LAM_SIGFUSE and LAM_SIGSHRINK are fault tolerant signals. The former indicates that the local node and all its processes will terminate imminently. The process receiving LAM_SIGFUSE should take immediate action to clean up. By default, LAM_SIGFUSE is ignored. LAM_SIGSHRINK indicates that another node has died or been forcefully terminated. The default action is to flush the route cache so that subsequent remote service calls to the dead node will fail with EBADNODE (in <terror.h>). If the application decides to trap this signal, the signal handler should call the old handler (the default which will be returned by lam_ksignal()) before returning.

The new signal handler must be the address of a function. The special value LAM_KSIG_IGN ignores the given signal. (A function that does nothing is called when the signal occurs.) Another special value, LAM_KSIG_DFL, returns the signal handler to the default function.

When a signal handler is called, the signal number that caused the invocation is passed as the sole parameter to the handler.

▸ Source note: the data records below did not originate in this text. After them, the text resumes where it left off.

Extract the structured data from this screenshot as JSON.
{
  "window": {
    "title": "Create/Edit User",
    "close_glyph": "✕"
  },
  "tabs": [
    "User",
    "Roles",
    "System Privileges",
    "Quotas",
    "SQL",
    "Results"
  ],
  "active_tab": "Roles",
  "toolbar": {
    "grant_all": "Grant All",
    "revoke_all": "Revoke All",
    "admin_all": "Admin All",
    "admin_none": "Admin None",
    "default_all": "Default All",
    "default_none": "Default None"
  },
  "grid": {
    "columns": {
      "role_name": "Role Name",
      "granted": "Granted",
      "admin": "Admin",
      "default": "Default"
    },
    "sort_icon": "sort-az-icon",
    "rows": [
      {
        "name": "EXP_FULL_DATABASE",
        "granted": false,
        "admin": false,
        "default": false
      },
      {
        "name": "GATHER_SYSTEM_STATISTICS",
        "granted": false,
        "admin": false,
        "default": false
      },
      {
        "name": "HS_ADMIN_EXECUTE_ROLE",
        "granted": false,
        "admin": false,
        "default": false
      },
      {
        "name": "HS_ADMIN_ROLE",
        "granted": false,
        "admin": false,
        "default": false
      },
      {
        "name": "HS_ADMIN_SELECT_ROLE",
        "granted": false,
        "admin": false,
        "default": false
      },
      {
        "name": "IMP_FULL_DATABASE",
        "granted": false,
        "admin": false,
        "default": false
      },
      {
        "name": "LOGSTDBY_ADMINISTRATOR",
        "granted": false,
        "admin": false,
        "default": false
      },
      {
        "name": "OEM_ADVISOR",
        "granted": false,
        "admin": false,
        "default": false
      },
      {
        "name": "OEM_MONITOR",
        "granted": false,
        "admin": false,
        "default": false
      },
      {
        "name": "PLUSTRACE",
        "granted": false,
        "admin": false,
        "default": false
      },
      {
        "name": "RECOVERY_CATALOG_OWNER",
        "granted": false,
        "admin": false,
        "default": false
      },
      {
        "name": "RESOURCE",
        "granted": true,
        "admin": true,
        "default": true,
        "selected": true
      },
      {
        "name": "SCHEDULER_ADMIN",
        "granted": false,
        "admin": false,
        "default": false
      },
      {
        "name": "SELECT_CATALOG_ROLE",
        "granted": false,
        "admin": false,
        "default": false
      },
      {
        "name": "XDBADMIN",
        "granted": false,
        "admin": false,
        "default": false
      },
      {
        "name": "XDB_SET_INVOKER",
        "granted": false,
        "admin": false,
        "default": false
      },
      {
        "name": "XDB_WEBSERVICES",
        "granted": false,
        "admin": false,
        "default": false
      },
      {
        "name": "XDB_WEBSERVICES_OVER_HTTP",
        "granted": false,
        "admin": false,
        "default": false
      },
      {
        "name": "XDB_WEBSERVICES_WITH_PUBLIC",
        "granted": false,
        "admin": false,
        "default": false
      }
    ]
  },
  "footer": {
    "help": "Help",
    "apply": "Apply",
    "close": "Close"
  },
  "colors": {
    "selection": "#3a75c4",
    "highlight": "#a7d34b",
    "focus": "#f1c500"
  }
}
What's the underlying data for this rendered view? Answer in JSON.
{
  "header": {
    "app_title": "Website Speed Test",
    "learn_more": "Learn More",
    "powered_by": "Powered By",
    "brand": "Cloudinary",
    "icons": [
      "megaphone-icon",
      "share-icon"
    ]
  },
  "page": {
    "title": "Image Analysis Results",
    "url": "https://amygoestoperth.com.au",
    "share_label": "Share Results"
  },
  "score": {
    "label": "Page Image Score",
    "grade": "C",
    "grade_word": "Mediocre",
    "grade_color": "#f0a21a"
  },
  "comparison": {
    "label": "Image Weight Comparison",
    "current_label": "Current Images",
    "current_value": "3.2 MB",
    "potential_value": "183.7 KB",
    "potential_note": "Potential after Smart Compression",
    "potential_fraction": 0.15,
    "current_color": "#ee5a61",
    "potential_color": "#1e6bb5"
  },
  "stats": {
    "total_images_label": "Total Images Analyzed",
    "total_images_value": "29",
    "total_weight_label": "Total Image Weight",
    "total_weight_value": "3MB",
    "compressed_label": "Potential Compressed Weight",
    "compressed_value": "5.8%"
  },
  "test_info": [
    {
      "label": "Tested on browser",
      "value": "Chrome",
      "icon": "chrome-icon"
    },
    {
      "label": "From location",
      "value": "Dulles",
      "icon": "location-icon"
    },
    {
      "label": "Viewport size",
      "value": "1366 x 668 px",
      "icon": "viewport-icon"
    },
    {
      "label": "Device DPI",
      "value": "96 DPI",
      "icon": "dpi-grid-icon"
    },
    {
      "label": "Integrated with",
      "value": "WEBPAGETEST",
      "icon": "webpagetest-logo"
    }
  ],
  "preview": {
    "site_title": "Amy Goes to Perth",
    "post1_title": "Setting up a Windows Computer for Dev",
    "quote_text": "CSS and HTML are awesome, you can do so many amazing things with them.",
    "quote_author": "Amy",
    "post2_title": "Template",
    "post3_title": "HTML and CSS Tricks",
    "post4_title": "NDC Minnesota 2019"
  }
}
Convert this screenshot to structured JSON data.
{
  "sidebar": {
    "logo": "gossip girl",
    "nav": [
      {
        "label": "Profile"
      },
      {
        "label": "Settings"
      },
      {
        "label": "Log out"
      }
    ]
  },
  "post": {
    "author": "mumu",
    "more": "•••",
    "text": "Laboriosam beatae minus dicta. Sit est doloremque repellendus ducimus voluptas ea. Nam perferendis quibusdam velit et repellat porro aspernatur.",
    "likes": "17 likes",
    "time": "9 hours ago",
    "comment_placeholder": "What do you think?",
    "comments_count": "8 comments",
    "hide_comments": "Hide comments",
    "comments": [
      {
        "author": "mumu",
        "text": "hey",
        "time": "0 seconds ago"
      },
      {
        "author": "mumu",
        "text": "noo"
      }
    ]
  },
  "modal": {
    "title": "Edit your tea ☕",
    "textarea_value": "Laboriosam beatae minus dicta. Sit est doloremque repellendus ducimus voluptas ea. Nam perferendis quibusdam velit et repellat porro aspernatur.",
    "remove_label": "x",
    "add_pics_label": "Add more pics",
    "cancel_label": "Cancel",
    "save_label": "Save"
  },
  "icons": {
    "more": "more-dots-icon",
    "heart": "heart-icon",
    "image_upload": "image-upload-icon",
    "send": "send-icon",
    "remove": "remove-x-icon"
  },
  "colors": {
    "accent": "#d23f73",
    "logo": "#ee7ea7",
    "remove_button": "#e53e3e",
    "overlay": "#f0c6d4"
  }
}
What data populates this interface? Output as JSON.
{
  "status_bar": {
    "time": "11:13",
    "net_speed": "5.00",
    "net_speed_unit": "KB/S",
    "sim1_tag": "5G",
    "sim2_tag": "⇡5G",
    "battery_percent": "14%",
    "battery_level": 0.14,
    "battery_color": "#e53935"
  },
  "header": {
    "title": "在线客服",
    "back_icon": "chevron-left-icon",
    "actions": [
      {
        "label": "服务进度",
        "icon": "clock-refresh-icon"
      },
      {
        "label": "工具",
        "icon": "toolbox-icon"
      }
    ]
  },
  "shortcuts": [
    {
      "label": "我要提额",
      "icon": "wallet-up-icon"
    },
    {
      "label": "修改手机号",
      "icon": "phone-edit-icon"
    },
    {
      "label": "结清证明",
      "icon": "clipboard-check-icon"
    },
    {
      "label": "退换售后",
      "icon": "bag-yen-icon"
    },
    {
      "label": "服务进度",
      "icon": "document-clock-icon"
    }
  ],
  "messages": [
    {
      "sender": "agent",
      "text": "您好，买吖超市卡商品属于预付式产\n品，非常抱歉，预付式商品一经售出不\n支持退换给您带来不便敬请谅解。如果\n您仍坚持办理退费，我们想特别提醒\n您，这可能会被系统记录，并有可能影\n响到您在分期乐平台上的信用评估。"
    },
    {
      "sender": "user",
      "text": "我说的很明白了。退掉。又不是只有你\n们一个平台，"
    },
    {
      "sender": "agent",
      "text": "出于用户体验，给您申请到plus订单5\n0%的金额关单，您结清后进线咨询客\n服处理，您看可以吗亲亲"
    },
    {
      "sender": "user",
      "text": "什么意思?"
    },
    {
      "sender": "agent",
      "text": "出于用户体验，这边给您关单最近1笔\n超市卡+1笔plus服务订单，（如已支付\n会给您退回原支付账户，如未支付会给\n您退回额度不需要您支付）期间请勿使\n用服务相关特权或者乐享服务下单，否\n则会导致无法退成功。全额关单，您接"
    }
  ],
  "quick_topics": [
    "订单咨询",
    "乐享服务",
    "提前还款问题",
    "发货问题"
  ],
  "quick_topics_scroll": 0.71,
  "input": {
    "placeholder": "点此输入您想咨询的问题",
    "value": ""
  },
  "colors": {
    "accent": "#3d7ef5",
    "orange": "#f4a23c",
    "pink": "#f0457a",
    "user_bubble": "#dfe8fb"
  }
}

While an signal handler is running, further signals on the same number are blocked. Interrupts do not form queues. A second signal will overwrite the first (thus two appear as one) if the first has not yet been handled, either due to scheduling or signal blocking.


Upon successful completion, the address of the previously installed signal handler, which may be reinstated later, is returned. Otherwise, -1 is returned and the global variable errno is set to indicate the error.


The signal number is invalid or privileged.